Par Taoufik Ben Brik
Je suis au bord de l'apoplexie. Je n'en reviens pas. Jugez-en par vous même : par les temps qui courent, les gens du nord, nos amis français, allemands, italiens, espagnols, hollandais, suédois... tiennent coûte que coûte à nous vendre une marchandise formatée dans leurs boîtes de renseignements et leurs polices de désinformation : la démocratie musulmane.
Cohn-Bendit débarque et sait mieux que nous
Voilà Daniel Cohen Bendit, la grande gueule de la rive gauche qui s'invite – depuis l'avènement du 14 janvier, la révolution Bouazizi – chez nous sans protocole ni grande pompe, pour prêcher : Il faut que la démocratie musulmane réussisse.
Et gare au bledard qui émet le moindre doute. Vous serez taxé de pauvre gauchiste stupide et obtus si jamais vous lui dites : "Dany, les islamistes sont pire que les fascistes. Ils veulent ériger un régime d'inquisition, anachronique et archaïque. Dany, n'oublie jamais qu'on a commis une révolution, et toute révolution s'impose l'égalité et le progrès. Elle réinvente la liberté, l'espoir, le bonheur. Tes islamistes veulent nous renvoyer à l'âge de pierre de la politique: plus de relais dans la société, plus de partis, plus de syndicat et bien sûr plus de presse. Dany, l'islamisme, c'est un récif d'acier sur lequel, le way of life du Tunisien se fracasse. L'islamisme c'est l'antidote du poison révolutionnaire".
Là, Daniel, le faux monnayeur que j'aime, lâche sa phrase bidon : "C'est plus compliqué que ça. Tu te goures mon grand Toto. Pourquoi vous n'essayez pas de collaborer, de négocier ou chercher un compromis ?"
Je suis abasourdi : "Dany, mon petit, y a des limites.
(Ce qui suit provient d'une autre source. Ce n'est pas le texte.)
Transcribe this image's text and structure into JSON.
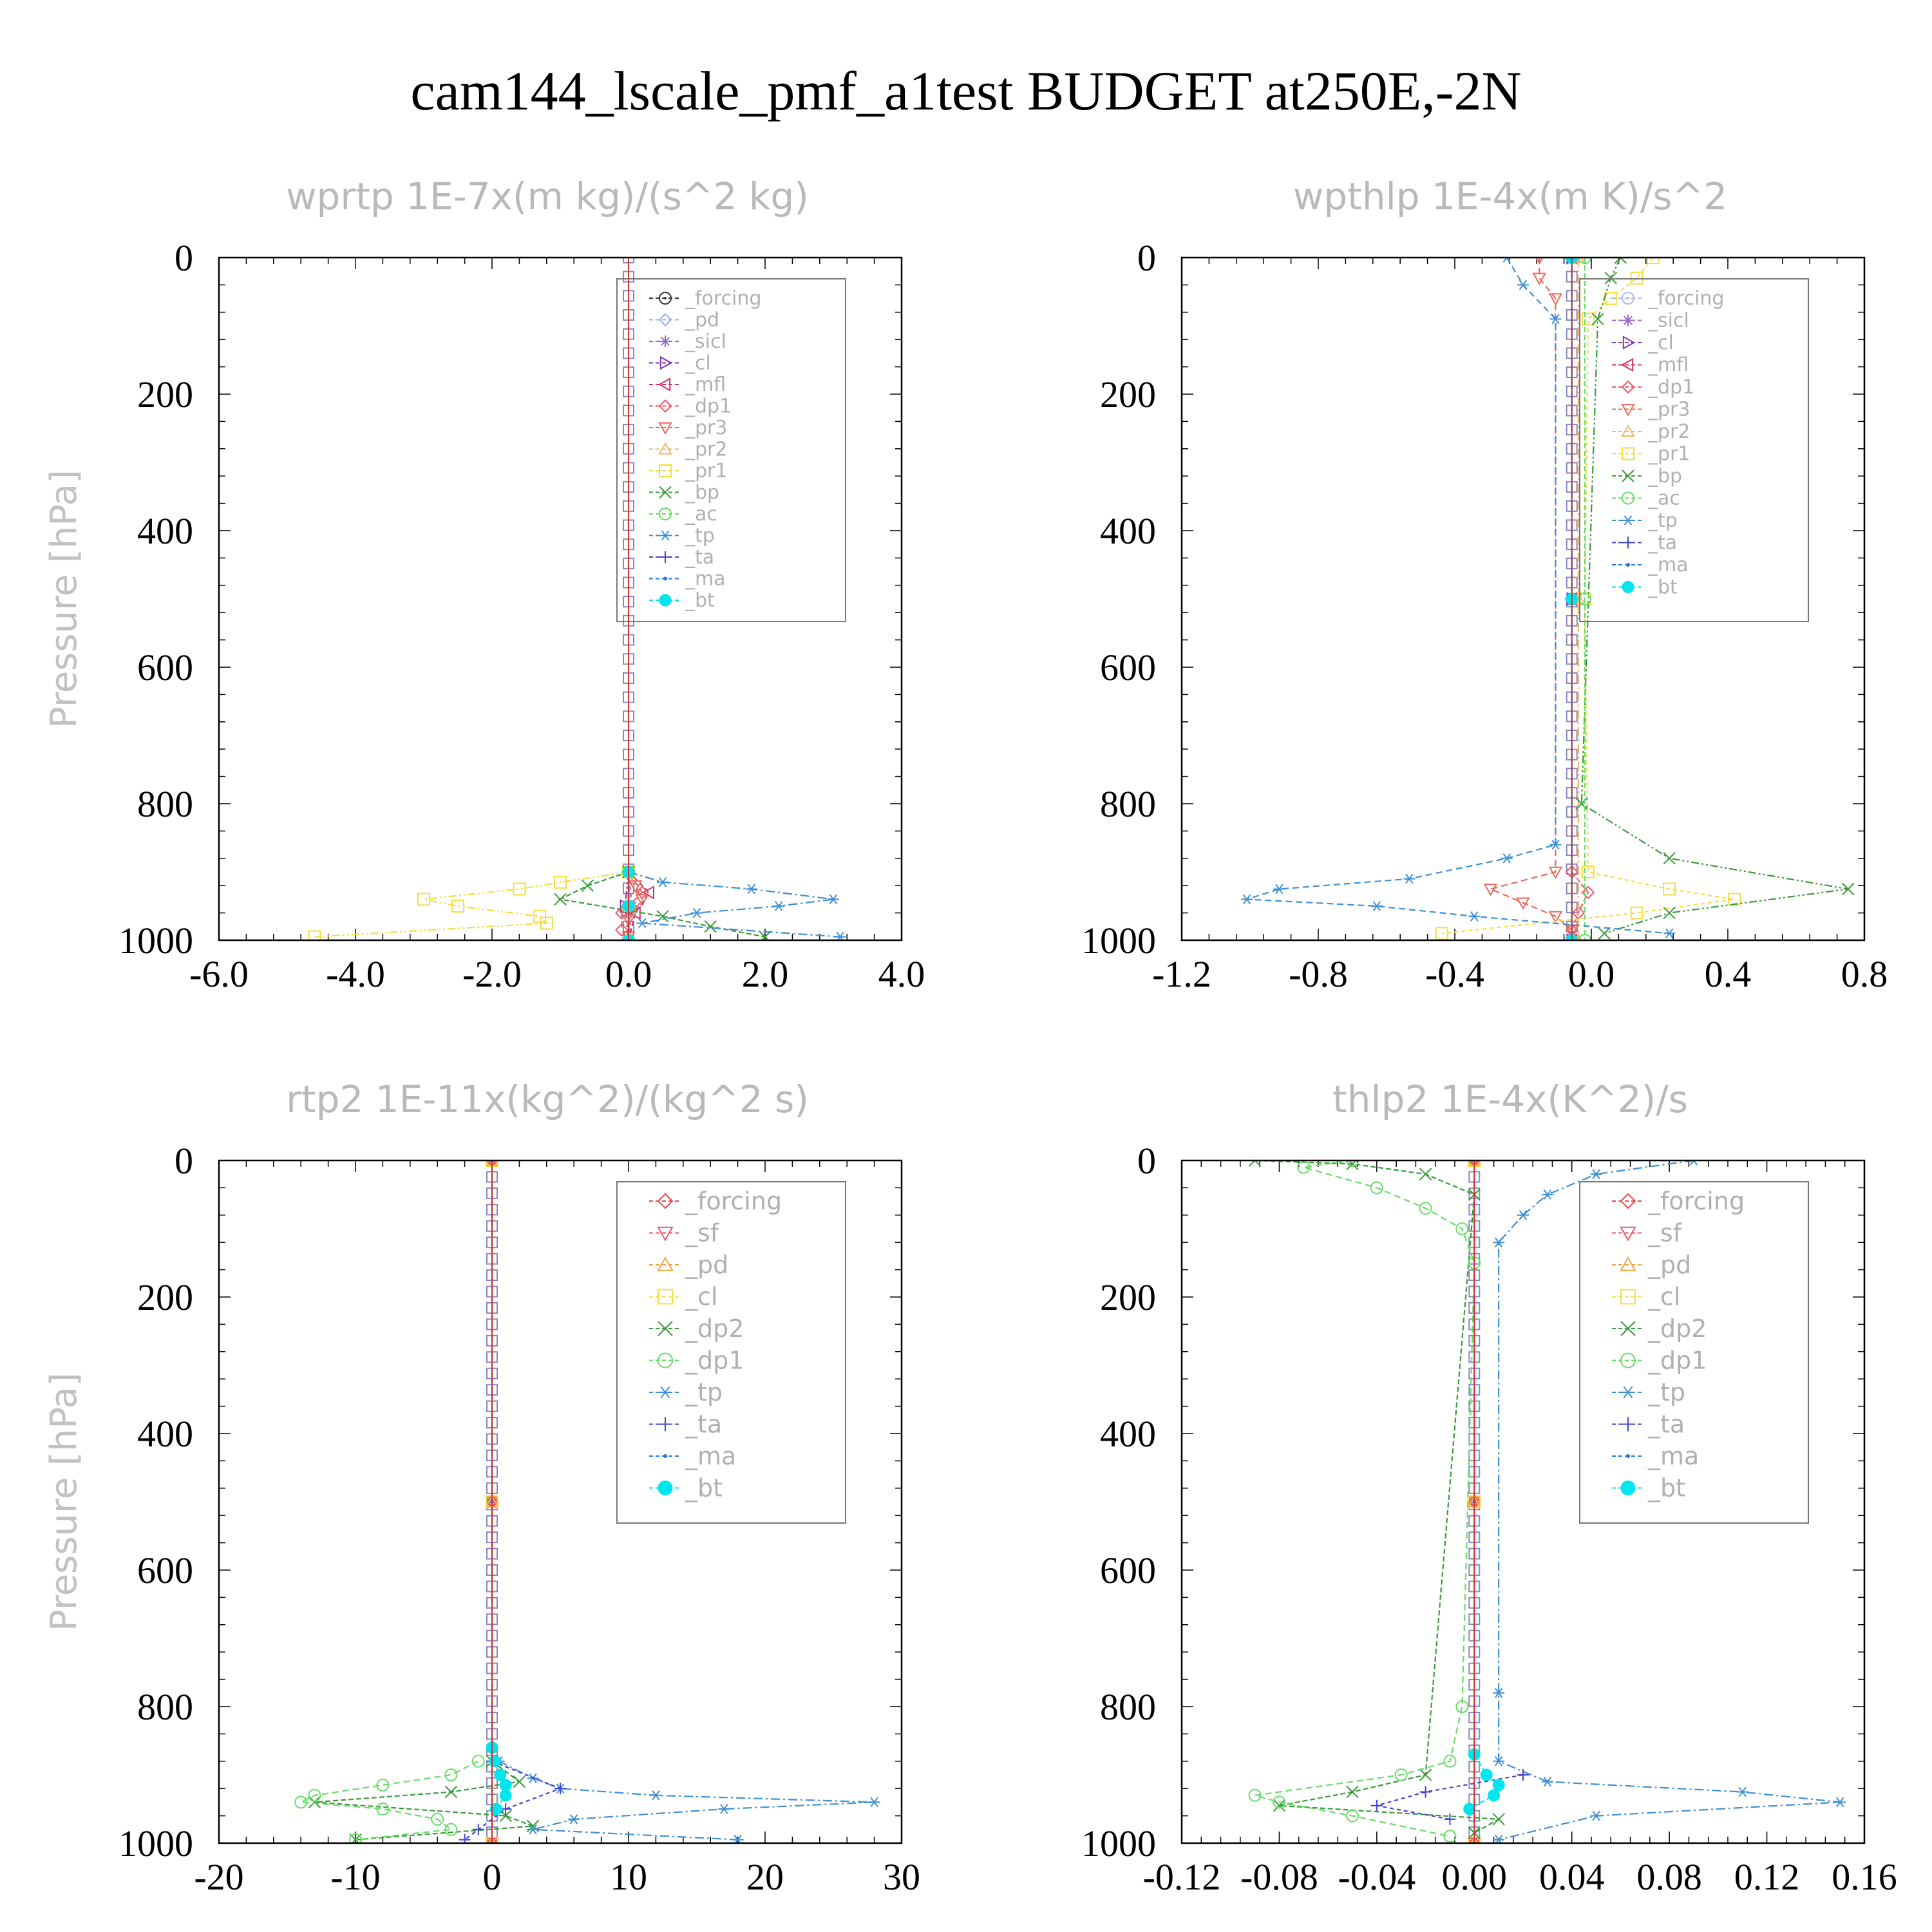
{
  "title": "cam144_lscale_pmf_a1test  BUDGET at250E,-2N",
  "chart_data": [
    {
      "type": "line",
      "title": "wprtp   1E-7x(m kg)/(s^2 kg)",
      "ylabel": "Pressure [hPa]",
      "xlim": [
        -6.0,
        4.0
      ],
      "ylim": [
        0,
        1000
      ],
      "xticks": [
        "-6.0",
        "-4.0",
        "-2.0",
        "0.0",
        "2.0",
        "4.0"
      ],
      "yticks": [
        "0",
        "200",
        "400",
        "600",
        "800",
        "1000"
      ],
      "legend_placement": "top-right",
      "series": [
        {
          "name": "_forcing",
          "color": "#333333",
          "marker": "circle-dot",
          "y": [
            900,
            950,
            1000
          ],
          "x": [
            0.0,
            0.0,
            0.0
          ]
        },
        {
          "name": "_pd",
          "color": "#9ea8f2",
          "marker": "diamond",
          "y": [
            900,
            950,
            1000
          ],
          "x": [
            0.0,
            0.02,
            0.0
          ]
        },
        {
          "name": "_sicl",
          "color": "#9966cc",
          "marker": "star",
          "y": [
            900,
            950,
            1000
          ],
          "x": [
            0.0,
            0.05,
            0.0
          ]
        },
        {
          "name": "_cl",
          "color": "#8833aa",
          "marker": "tri-right",
          "y": [
            900,
            950,
            1000
          ],
          "x": [
            0.0,
            -0.05,
            0.0
          ]
        },
        {
          "name": "_mfl",
          "color": "#cc3366",
          "marker": "tri-left",
          "y": [
            900,
            930,
            960,
            1000
          ],
          "x": [
            0.0,
            0.3,
            0.1,
            0.0
          ]
        },
        {
          "name": "_dp1",
          "color": "#ee5566",
          "marker": "diamond",
          "y": [
            900,
            930,
            960,
            985
          ],
          "x": [
            0.0,
            0.2,
            -0.1,
            -0.1
          ]
        },
        {
          "name": "_pr3",
          "color": "#ee6655",
          "marker": "tri-down",
          "y": [
            900,
            920,
            940,
            970,
            995
          ],
          "x": [
            0.0,
            0.1,
            0.2,
            0.0,
            0.0
          ]
        },
        {
          "name": "_pr2",
          "color": "#f5b563",
          "marker": "tri-up",
          "y": [
            900,
            950,
            1000
          ],
          "x": [
            0.0,
            0.0,
            0.0
          ]
        },
        {
          "name": "_pr1",
          "color": "#f5dd40",
          "marker": "square",
          "y": [
            900,
            915,
            925,
            940,
            950,
            965,
            975,
            995
          ],
          "x": [
            0.0,
            -1.0,
            -1.6,
            -3.0,
            -2.5,
            -1.3,
            -1.2,
            -4.6
          ]
        },
        {
          "name": "_bp",
          "color": "#3a9a3a",
          "marker": "x",
          "y": [
            900,
            920,
            940,
            965,
            980,
            995
          ],
          "x": [
            0.0,
            -0.6,
            -1.0,
            0.5,
            1.2,
            2.0
          ]
        },
        {
          "name": "_ac",
          "color": "#66dd66",
          "marker": "circle",
          "y": [
            900,
            950,
            1000
          ],
          "x": [
            0.0,
            0.0,
            0.0
          ]
        },
        {
          "name": "_tp",
          "color": "#3d8fd6",
          "marker": "asterisk",
          "y": [
            900,
            915,
            925,
            940,
            950,
            960,
            975,
            995
          ],
          "x": [
            0.0,
            0.5,
            1.8,
            3.0,
            2.2,
            1.0,
            0.2,
            3.1
          ]
        },
        {
          "name": "_ta",
          "color": "#4444cc",
          "marker": "plus",
          "y": [
            900,
            950,
            1000
          ],
          "x": [
            0.0,
            0.0,
            0.0
          ]
        },
        {
          "name": "_ma",
          "color": "#2277dd",
          "marker": "dot",
          "y": [
            900,
            950,
            1000
          ],
          "x": [
            0.0,
            0.0,
            0.0
          ]
        },
        {
          "name": "_bt",
          "color": "#00e5ee",
          "marker": "filled-circle",
          "y": [
            900,
            950,
            1000
          ],
          "x": [
            0.0,
            0.0,
            0.0
          ]
        }
      ]
    },
    {
      "type": "line",
      "title": "wpthlp   1E-4x(m K)/s^2",
      "ylabel": "Pressure [hPa]",
      "xlim": [
        -1.2,
        0.9
      ],
      "ylim": [
        0,
        1000
      ],
      "xticks": [
        "-1.2",
        "-0.8",
        "-0.4",
        "0.0",
        "0.4",
        "0.8"
      ],
      "yticks": [
        "0",
        "200",
        "400",
        "600",
        "800",
        "1000"
      ],
      "legend_placement": "top-right",
      "series": [
        {
          "name": "_forcing",
          "color": "#b0b8f0",
          "marker": "circle-dot",
          "y": [
            0,
            500,
            1000
          ],
          "x": [
            0.0,
            0.0,
            0.0
          ]
        },
        {
          "name": "_sicl",
          "color": "#9966cc",
          "marker": "star",
          "y": [
            0,
            500,
            1000
          ],
          "x": [
            0.0,
            0.0,
            0.0
          ]
        },
        {
          "name": "_cl",
          "color": "#8833aa",
          "marker": "tri-right",
          "y": [
            0,
            500,
            1000
          ],
          "x": [
            0.0,
            0.0,
            0.0
          ]
        },
        {
          "name": "_mfl",
          "color": "#cc3366",
          "marker": "tri-left",
          "y": [
            0,
            500,
            1000
          ],
          "x": [
            0.0,
            0.0,
            0.0
          ]
        },
        {
          "name": "_dp1",
          "color": "#ee5566",
          "marker": "diamond",
          "y": [
            900,
            930,
            960,
            985
          ],
          "x": [
            0.0,
            0.05,
            0.02,
            0.0
          ]
        },
        {
          "name": "_pr3",
          "color": "#ee6655",
          "marker": "tri-down",
          "y": [
            0,
            30,
            60,
            900,
            925,
            945,
            965,
            985
          ],
          "x": [
            -0.1,
            -0.1,
            -0.05,
            -0.05,
            -0.25,
            -0.15,
            -0.05,
            0.0
          ]
        },
        {
          "name": "_pr2",
          "color": "#f5b563",
          "marker": "tri-up",
          "y": [
            0,
            500,
            1000
          ],
          "x": [
            0.02,
            0.02,
            0.02
          ]
        },
        {
          "name": "_pr1",
          "color": "#f5dd40",
          "marker": "square",
          "y": [
            0,
            30,
            60,
            90,
            500,
            900,
            925,
            940,
            960,
            990
          ],
          "x": [
            0.25,
            0.2,
            0.12,
            0.05,
            0.04,
            0.05,
            0.3,
            0.5,
            0.2,
            -0.4
          ]
        },
        {
          "name": "_bp",
          "color": "#3a9a3a",
          "marker": "x",
          "y": [
            0,
            30,
            90,
            800,
            880,
            925,
            960,
            990
          ],
          "x": [
            0.15,
            0.12,
            0.08,
            0.03,
            0.3,
            0.85,
            0.3,
            0.1
          ]
        },
        {
          "name": "_ac",
          "color": "#66dd66",
          "marker": "circle",
          "y": [
            0,
            500,
            1000
          ],
          "x": [
            0.04,
            0.04,
            0.04
          ]
        },
        {
          "name": "_tp",
          "color": "#3d8fd6",
          "marker": "asterisk",
          "y": [
            0,
            40,
            90,
            860,
            880,
            910,
            925,
            940,
            950,
            965,
            990
          ],
          "x": [
            -0.2,
            -0.15,
            -0.05,
            -0.05,
            -0.2,
            -0.5,
            -0.9,
            -1.0,
            -0.6,
            -0.3,
            0.3
          ]
        },
        {
          "name": "_ta",
          "color": "#4444cc",
          "marker": "plus",
          "y": [
            0,
            500,
            1000
          ],
          "x": [
            0.0,
            0.0,
            0.0
          ]
        },
        {
          "name": "_ma",
          "color": "#2277dd",
          "marker": "dot",
          "y": [
            0,
            500,
            1000
          ],
          "x": [
            0.0,
            0.0,
            0.0
          ]
        },
        {
          "name": "_bt",
          "color": "#00e5ee",
          "marker": "filled-circle",
          "y": [
            0,
            500,
            1000
          ],
          "x": [
            0.0,
            0.0,
            0.0
          ]
        }
      ]
    },
    {
      "type": "line",
      "title": "rtp2   1E-11x(kg^2)/(kg^2 s)",
      "ylabel": "Pressure [hPa]",
      "xlim": [
        -20,
        30
      ],
      "ylim": [
        0,
        1000
      ],
      "xticks": [
        "-20",
        "-10",
        "0",
        "10",
        "20",
        "30"
      ],
      "yticks": [
        "0",
        "200",
        "400",
        "600",
        "800",
        "1000"
      ],
      "legend_placement": "top-right",
      "series": [
        {
          "name": "_forcing",
          "color": "#ee4444",
          "marker": "diamond",
          "y": [
            0,
            500,
            1000
          ],
          "x": [
            0.0,
            0.0,
            0.0
          ]
        },
        {
          "name": "_sf",
          "color": "#ee5566",
          "marker": "tri-down",
          "y": [
            0,
            500,
            1000
          ],
          "x": [
            0.0,
            0.0,
            0.0
          ]
        },
        {
          "name": "_pd",
          "color": "#f5a040",
          "marker": "tri-up",
          "y": [
            0,
            500,
            1000
          ],
          "x": [
            0.0,
            0.0,
            0.0
          ]
        },
        {
          "name": "_cl",
          "color": "#f5dd40",
          "marker": "square",
          "y": [
            0,
            500,
            1000
          ],
          "x": [
            0.0,
            0.0,
            0.0
          ]
        },
        {
          "name": "_dp2",
          "color": "#3a9a3a",
          "marker": "x",
          "y": [
            880,
            910,
            925,
            940,
            960,
            975,
            995
          ],
          "x": [
            0.0,
            2.0,
            -3.0,
            -13.0,
            1.0,
            3.0,
            -10.0
          ]
        },
        {
          "name": "_dp1",
          "color": "#66dd66",
          "marker": "circle",
          "y": [
            880,
            900,
            915,
            930,
            940,
            950,
            965,
            980,
            995
          ],
          "x": [
            -1.0,
            -3.0,
            -8.0,
            -13.0,
            -14.0,
            -8.0,
            -4.0,
            -3.0,
            -10.0
          ]
        },
        {
          "name": "_tp",
          "color": "#3d8fd6",
          "marker": "asterisk",
          "y": [
            880,
            905,
            920,
            930,
            940,
            950,
            965,
            980,
            995
          ],
          "x": [
            0.5,
            3.0,
            5.0,
            12.0,
            28.0,
            17.0,
            6.0,
            3.0,
            18.0
          ]
        },
        {
          "name": "_ta",
          "color": "#4444cc",
          "marker": "plus",
          "y": [
            880,
            920,
            950,
            980,
            995
          ],
          "x": [
            0.0,
            5.0,
            1.0,
            -1.0,
            -2.0
          ]
        },
        {
          "name": "_ma",
          "color": "#2277dd",
          "marker": "dot",
          "y": [
            0,
            500,
            1000
          ],
          "x": [
            0.0,
            0.0,
            0.0
          ]
        },
        {
          "name": "_bt",
          "color": "#00e5ee",
          "marker": "filled-circle",
          "y": [
            860,
            880,
            900,
            915,
            930,
            950
          ],
          "x": [
            0.0,
            0.2,
            0.6,
            1.0,
            1.0,
            0.3
          ]
        }
      ]
    },
    {
      "type": "line",
      "title": "thlp2   1E-4x(K^2)/s",
      "ylabel": "Pressure [hPa]",
      "xlim": [
        -0.12,
        0.16
      ],
      "ylim": [
        0,
        1000
      ],
      "xticks": [
        "-0.12",
        "-0.08",
        "-0.04",
        "0.00",
        "0.04",
        "0.08",
        "0.12",
        "0.16"
      ],
      "yticks": [
        "0",
        "200",
        "400",
        "600",
        "800",
        "1000"
      ],
      "legend_placement": "top-right",
      "series": [
        {
          "name": "_forcing",
          "color": "#ee4444",
          "marker": "diamond",
          "y": [
            0,
            500,
            1000
          ],
          "x": [
            0.0,
            0.0,
            0.0
          ]
        },
        {
          "name": "_sf",
          "color": "#ee5566",
          "marker": "tri-down",
          "y": [
            0,
            500,
            1000
          ],
          "x": [
            0.0,
            0.0,
            0.0
          ]
        },
        {
          "name": "_pd",
          "color": "#f5a040",
          "marker": "tri-up",
          "y": [
            0,
            500,
            1000
          ],
          "x": [
            0.0,
            0.0,
            0.0
          ]
        },
        {
          "name": "_cl",
          "color": "#f5dd40",
          "marker": "square",
          "y": [
            0,
            500,
            1000
          ],
          "x": [
            0.0,
            0.0,
            0.0
          ]
        },
        {
          "name": "_dp2",
          "color": "#3a9a3a",
          "marker": "x",
          "y": [
            0,
            5,
            20,
            50,
            900,
            925,
            945,
            965,
            985
          ],
          "x": [
            -0.09,
            -0.05,
            -0.02,
            0.0,
            -0.02,
            -0.05,
            -0.08,
            0.01,
            0.0
          ]
        },
        {
          "name": "_dp1",
          "color": "#66dd66",
          "marker": "circle",
          "y": [
            0,
            10,
            40,
            70,
            100,
            150,
            800,
            880,
            900,
            930,
            940,
            960,
            990
          ],
          "x": [
            -0.05,
            -0.07,
            -0.04,
            -0.02,
            -0.005,
            0.0,
            -0.005,
            -0.01,
            -0.03,
            -0.09,
            -0.08,
            -0.05,
            -0.01
          ]
        },
        {
          "name": "_tp",
          "color": "#3d8fd6",
          "marker": "asterisk",
          "y": [
            0,
            20,
            50,
            80,
            120,
            780,
            880,
            910,
            925,
            940,
            960,
            995
          ],
          "x": [
            0.09,
            0.05,
            0.03,
            0.02,
            0.01,
            0.01,
            0.01,
            0.03,
            0.11,
            0.15,
            0.05,
            0.01
          ]
        },
        {
          "name": "_ta",
          "color": "#4444cc",
          "marker": "plus",
          "y": [
            900,
            925,
            945,
            965
          ],
          "x": [
            0.02,
            -0.02,
            -0.04,
            -0.01
          ]
        },
        {
          "name": "_ma",
          "color": "#2277dd",
          "marker": "dot",
          "y": [
            0,
            500,
            1000
          ],
          "x": [
            0.0,
            0.0,
            0.0
          ]
        },
        {
          "name": "_bt",
          "color": "#00e5ee",
          "marker": "filled-circle",
          "y": [
            870,
            900,
            915,
            930,
            950
          ],
          "x": [
            0.0,
            0.005,
            0.01,
            0.008,
            -0.002
          ]
        }
      ]
    }
  ]
}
C'est plus compliqué que ça, dis-tu !? Tu débarques de ton pays froid et brumeux, pays de la pensée ivrogne, dans mon pays, pays de la lumière et de la pensée révoltée, et en un temps lumière, le temps d'un embarquement et d'un débarquement, juste une heure ; et déjà tu comprends ce qui m'est compliqué. Tu m'accuses d'être l'analphabète de mon propre pays ! Normal ? Tu veux m'enseigner la Tunisie ? Tu veux me faire gober ce qui est bon et moins bon, ce qu'il faut et ce qu'il ne faut pas pour le pays qui est le mien ? Tu veux faire la politique à ma place chez moi ? Tu veux me vendre ta pacotille ?
Nos routes se séparent
Incroyable, tu deviens un blanchisseur des islamistes ? Hier seulement, tu étais mon ami. Je faisais appel à toi chaque fois que je me brouille avec Ben Ali. Tu m'accompagnais à Tunis et tu leur disais : "Ne touchez pas à mon pote". Tu m'invitais au Parlement européen pour parler de la Tunisie bafouée, humiliée, meurtrie. Tu as préfacé mon livre "Ben Avi la momie". Tu m’as offert un ordinateur portable pour écrire "Le rire de la baleine".
Aujourd'hui, tu t'es vendu à l'ennemi. Nos routes se séparent.
Au temps où les hommes tuaient les hommes pour rien, un homme plus intelligent que moi, Albert Camus, disait aux fascistes de tous poils : "J'aime trop mon pays pour être nationaliste". Au temps, mon temps, le temps des islamistes qui accablent mon pays avec le poids de la terreur, du charlatanisme et des chimères, je dis à Daniel Cohen Bendit : "J'aime trop mon pays pour accepter les islamistes."
Daniel, j’aime mon pays, la Tunisie. J’aime le sel de sa terre. J’aime son vent qui poursuit le vent, ses arbres qui marchent la nuit. J’aime son histoire, son bruit, sa fureur. Je ne défends pas mon droit d’y vivre, je défends le droit de mon pays de vivre. Libre. Comme c’est dur de défendre mon pays.